Re: "Greenhouse gases = people have jobs and the economy is growing"

Sure, but what good is all the money (and work) in the world if you can't breathe the air, drink the water, get food from the soil, etc? That's such a narrow view of prosperity that people have when they don't consider the big picture.


The same people who are losing money now on the decline of oil prices, were profiting outrageously when it was around $150 a barrel. Pardon me if I don't weep for profiteers.


I find it offensive that someone can arbitrarily say (on a widely read blog) that the Saudis and Vladimir Putin are some of their least favorite people without providing any documentary justification. (I can forgive him for including Chavez in that group, since Chavez is known to be a thug).

Because, Bush's hands are far bloodier than Putin's. Putin's bellicosity is just a reaction to the corner that the American missile defense system has pushed him into. And the Saudis! What's wrong with them? How many wars have they started? Zilch. The only issue you can find with them is that of women's rights. But then, you are up against an entire religion.

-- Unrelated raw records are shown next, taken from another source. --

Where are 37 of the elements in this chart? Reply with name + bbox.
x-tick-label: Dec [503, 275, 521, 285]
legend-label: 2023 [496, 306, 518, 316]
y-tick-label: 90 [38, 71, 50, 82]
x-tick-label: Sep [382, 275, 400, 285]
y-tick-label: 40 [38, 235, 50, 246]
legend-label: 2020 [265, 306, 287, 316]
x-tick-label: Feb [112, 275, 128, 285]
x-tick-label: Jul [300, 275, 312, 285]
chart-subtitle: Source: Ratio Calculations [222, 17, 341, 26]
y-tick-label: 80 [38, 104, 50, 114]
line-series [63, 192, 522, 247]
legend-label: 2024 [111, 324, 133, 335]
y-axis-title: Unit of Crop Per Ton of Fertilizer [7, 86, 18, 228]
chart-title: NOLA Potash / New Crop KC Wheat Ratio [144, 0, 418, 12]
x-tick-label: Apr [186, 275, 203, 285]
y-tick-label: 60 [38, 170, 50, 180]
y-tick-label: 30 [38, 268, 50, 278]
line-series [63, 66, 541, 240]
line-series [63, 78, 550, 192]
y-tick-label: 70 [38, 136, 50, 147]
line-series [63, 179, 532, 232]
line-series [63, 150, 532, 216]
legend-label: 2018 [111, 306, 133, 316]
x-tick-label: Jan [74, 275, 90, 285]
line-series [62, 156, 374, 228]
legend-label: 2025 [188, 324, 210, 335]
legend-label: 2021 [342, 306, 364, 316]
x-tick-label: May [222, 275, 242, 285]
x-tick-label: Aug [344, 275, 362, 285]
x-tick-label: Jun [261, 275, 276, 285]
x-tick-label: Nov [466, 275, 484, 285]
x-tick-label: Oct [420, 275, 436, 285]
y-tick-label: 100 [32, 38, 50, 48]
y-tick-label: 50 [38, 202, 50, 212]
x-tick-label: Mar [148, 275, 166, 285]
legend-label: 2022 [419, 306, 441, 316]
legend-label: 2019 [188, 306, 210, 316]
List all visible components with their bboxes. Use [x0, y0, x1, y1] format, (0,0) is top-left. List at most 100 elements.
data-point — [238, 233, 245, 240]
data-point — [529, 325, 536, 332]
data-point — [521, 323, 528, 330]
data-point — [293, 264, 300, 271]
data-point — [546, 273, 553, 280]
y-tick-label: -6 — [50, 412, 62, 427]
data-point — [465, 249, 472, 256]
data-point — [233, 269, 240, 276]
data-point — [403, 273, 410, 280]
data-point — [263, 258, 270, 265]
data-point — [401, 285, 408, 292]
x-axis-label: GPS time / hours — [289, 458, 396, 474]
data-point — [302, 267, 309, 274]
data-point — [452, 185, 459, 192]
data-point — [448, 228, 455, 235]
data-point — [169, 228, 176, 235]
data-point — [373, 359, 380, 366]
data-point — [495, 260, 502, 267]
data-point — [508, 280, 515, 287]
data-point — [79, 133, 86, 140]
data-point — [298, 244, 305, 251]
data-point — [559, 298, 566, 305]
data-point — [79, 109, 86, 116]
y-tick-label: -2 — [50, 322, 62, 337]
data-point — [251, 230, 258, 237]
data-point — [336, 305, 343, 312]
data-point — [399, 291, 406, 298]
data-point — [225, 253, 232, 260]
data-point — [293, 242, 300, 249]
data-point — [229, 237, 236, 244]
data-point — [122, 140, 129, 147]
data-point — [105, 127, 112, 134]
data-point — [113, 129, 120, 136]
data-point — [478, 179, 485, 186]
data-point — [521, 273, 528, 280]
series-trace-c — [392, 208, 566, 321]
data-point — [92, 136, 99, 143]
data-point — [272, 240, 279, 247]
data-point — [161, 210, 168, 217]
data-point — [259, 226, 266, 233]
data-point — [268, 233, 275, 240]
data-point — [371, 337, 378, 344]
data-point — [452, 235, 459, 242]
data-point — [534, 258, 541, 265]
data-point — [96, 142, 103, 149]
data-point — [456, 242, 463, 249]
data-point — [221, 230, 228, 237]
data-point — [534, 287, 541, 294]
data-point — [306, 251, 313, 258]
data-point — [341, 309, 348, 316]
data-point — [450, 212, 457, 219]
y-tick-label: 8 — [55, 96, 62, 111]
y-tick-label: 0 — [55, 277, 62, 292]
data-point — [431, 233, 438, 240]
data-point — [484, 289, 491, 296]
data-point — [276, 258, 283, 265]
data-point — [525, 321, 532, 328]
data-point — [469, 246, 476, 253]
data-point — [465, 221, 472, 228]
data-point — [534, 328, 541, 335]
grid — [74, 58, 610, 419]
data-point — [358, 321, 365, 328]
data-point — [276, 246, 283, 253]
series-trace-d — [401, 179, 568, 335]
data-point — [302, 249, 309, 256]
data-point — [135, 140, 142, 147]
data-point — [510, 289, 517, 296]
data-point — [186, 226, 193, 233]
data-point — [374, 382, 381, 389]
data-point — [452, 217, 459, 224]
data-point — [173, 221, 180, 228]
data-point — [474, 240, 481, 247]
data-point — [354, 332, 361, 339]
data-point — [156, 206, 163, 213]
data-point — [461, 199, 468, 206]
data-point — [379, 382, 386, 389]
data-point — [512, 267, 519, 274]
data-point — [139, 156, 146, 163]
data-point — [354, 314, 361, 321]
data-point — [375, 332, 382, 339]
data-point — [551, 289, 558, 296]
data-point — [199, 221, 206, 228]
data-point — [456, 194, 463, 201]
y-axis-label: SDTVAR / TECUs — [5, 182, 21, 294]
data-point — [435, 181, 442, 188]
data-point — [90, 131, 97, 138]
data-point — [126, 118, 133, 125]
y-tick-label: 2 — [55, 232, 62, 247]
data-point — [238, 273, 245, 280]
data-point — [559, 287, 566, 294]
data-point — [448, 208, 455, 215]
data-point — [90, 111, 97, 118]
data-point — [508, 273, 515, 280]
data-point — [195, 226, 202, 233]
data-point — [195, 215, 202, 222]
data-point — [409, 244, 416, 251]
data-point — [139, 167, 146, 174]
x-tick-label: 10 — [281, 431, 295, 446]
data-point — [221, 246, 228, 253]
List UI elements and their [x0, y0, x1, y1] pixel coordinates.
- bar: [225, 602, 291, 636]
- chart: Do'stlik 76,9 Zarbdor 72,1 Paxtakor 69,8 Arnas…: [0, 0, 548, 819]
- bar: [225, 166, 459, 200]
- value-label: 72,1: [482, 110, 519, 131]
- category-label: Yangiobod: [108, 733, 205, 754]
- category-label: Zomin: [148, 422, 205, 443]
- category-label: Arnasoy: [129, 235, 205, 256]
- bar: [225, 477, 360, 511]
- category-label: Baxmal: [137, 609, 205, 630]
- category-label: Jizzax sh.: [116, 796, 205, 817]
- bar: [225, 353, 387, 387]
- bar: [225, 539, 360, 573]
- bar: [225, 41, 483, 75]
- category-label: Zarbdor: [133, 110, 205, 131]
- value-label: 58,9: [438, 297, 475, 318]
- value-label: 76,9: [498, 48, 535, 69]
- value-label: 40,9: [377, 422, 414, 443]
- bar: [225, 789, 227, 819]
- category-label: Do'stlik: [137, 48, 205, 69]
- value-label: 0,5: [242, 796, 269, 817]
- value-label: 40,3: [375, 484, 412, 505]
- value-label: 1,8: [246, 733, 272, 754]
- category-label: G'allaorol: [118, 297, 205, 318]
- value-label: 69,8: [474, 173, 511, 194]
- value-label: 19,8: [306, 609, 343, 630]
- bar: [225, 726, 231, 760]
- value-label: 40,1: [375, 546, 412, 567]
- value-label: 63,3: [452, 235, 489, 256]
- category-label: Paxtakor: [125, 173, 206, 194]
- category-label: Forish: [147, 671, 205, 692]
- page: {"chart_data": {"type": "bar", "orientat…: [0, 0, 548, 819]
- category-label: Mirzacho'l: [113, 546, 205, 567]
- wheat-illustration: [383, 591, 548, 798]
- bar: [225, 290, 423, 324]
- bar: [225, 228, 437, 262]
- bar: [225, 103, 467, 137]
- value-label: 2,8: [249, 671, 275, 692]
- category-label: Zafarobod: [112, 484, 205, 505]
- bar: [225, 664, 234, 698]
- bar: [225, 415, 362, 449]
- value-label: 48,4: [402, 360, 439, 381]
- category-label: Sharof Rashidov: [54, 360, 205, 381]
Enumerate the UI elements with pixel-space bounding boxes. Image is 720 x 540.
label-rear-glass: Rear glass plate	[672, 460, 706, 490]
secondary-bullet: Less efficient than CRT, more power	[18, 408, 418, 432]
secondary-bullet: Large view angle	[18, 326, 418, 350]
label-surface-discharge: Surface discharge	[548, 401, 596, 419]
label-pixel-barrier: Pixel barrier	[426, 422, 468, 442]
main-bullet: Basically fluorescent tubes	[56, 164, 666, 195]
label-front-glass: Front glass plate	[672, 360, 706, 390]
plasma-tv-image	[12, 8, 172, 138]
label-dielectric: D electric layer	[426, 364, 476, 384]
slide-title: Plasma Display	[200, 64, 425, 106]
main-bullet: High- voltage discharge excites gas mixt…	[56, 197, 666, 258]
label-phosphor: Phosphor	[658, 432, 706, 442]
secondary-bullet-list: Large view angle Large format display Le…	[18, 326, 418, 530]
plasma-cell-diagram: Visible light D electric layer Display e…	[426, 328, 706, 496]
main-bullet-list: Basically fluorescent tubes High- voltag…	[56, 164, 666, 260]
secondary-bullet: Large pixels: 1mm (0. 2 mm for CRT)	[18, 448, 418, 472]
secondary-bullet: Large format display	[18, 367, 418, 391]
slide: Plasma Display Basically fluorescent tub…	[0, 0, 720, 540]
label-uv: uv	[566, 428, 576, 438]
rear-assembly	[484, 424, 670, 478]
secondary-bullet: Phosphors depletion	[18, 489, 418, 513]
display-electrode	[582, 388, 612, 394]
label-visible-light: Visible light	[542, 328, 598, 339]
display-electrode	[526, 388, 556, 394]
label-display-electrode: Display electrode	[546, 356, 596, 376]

It is more disappointing to google Daniel Hamermesh's name and find that he is actually a professor at UTexas. If the smartest of the smart fall prey to irrational propaganda, then there's little hope for peace on earth.

Henceforth, I shall maintain that Daniel Hamermesh is one of my least favorite people for this very reason.


Larry Gritz

It seems to me that lowering of gas prices is really just a matter of borrowing from future generations. The longer we take to wean ourselves off of fossil fuels and foreign energy sources, the more painful the crash is going to be. I think the moral thing to do is to take our lumps now, not pass them on to our kids and grandkids. Prohibitively high gas prices are going to hurt like the dickins now, but in the long view (100 years, say), the sooner we do it, the better.


Daniel my boy,
You seem to take an odd side on these issues. Perhaps time has pasted you by. The "Saudis and Messrs. Putin and Chavez" have wealth, so a decline in income will barley affect them. As to the plastic water bottles, Sigg water bottles are a superior substitute (http://www.mysigg.com/) and do you tap water. Maybe this was the intent. And your Pareto Optimal example was just lame. Time to move and and stop trying to be cute.


It is worth objecting to the final, orthodox "As usual, a few lose alot, while each of the many gains a little." Doesn't the housing and banking debacle demonstrate the opposite?


Peak oil thoughts, anyone?
Post carbon future?

We might as well get used to less fossil fuels.


I'm surprised there aren't more comments in response to your indiscriminate lumping of a population of 20+ million on your list of least favorites. Surely there's gotta be a few you can tolerate...


What the hell is Caliphilosopher doing in West Texas for school? I'm from there but I left for school. There is nothing there and yes people are being laid off but that's true in every industry in the country right now.


Honestly, i was hoping for a continuation of high oil prices...maye not triple digits, but somewhere along the lines of $80 a barrel just to keep the pressure on.

Granted, i'm happy that Chavez is feeling the heat, i'd say he'll be out by the end of the year if we don't touch $60 again, and russia should calm down a bit now that they're losing leverage. Petropolitics is a nasty thing, what hurts us helps them, yet what helps us kills the environment.

My biggest regret of the drop in oil prices is the halt in talks about environmental issues and renewable energy. No one cares about hydroelectric plants when oilis at $35, when its at $135 though, it starts looking like a gift from teh heavens. Maybe now the president can keep his head straight and push clean energy before we push oil back to the $100 benchmark.